There are a lot of things to think about when starting a new business. One of the most important is making sure that your business complies with federal, state and local laws. These are eight of the legal issues new business owners face.
As a business owner, you will enter into a lot of contracts. Any time you purchase or lease a new facility, sign a service contract with a vendor or hire a new employee, a contract will be involved. Because violating the terms of a contract can have serious consequences, it is a good idea to review the terms of any contracts you use with an attorney. You can also use contract assistant software to automate the process and help you keep track of compliance issues.
2. Business Structure
All business owners must choose a legal structure for their business. Some choose to operate as sole proprietorships, but many find it beneficial to form a limited liability company or corporation instead. There are several federal, state and local regulations that affect this process. It is wise to either consult an attorney or use a formation service to ensure legal compliance.
3. Business Name Registration
In addition to choosing a legal structure, you need to register your business’s name. You can’t register a name that someone else has already registered, so before you start promoting your brand, it is important to make sure the name you want hasn’t already been taken. Registering your business name helps protect your business and ensures you comply with state, federal and local laws.

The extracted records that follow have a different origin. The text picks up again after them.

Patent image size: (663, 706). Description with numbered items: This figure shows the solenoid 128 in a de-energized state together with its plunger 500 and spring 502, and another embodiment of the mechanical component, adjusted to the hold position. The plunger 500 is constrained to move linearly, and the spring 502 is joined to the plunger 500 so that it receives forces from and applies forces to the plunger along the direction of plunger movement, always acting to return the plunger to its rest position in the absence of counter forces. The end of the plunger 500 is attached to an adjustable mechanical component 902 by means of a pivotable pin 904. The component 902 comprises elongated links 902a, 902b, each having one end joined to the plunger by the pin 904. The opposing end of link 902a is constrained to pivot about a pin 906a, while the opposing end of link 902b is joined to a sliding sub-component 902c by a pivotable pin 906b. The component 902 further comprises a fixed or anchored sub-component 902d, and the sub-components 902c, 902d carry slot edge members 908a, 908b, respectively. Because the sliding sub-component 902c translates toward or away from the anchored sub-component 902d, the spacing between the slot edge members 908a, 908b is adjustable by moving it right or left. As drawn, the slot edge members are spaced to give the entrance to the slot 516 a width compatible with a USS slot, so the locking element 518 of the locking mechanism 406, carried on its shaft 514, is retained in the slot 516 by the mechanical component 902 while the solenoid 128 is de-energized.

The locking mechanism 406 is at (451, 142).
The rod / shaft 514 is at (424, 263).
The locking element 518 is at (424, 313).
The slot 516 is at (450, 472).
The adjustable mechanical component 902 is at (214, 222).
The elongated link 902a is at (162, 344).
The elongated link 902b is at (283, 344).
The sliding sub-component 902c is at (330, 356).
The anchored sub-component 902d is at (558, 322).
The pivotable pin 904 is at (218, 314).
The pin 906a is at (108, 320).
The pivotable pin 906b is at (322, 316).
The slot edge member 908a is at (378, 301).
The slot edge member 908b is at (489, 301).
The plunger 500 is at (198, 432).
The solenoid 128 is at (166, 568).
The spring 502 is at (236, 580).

4. Employer Identification Number
You need an EIN to be able to legally hire employees, apply for business licenses, pay federal taxes, operate as a corporation, use a tax-deferred pension plan or open a bank account. You can apply for an EIN on the IRS website. In some states, you will also need a state tax ID number.
5. Business Licenses and Permits
Most businesses need some type of license or permit to operate. Depending on what type of business you are operating you may need one or more licenses or permits at the state, federal and local levels. If you aren’t sure which you might need, the Small Business Administration is a good resource. You may also want to consult with an attorney in your area.
Insurance is a good thing to have to protect your investments, but in some cases, it may also be a legal requirement. If you have employees you may need unemployment, disability and workers compensation insurance. You may also need certain types of liability insurance.
7. Business Bank Account
One of the most important things you can do to keep your business legally compliant is to be diligent about keeping your business and personal assets separate. Part of that is establishing a bank account for your business, instead of using your personal account. You need your employer identification number, or social security number, the formation documents for your business, any ownership agreement documents and your business license to open an account.
There are two issues to be aware of with trademarks. You want to make sure you are protecting your own intellectual property by enforcing your business’s trademarks. Not defending your trademarks can result in losing the right to prevent other people from using them. You also need to make sure you aren’t violating anyone else’s trademarks. A surprising number of words, phrases and images have been trademarked by someone, so any time you are introducing a new product, marketing campaign, creating a website or other project, it is a good idea to research anything that could be a trademark violation and be sure to respond to any infringement allegations from other parties.
You don’t want to derail the launch of your business by starting in legal hot water. Addressing these eight issues will help you get started on the right foot.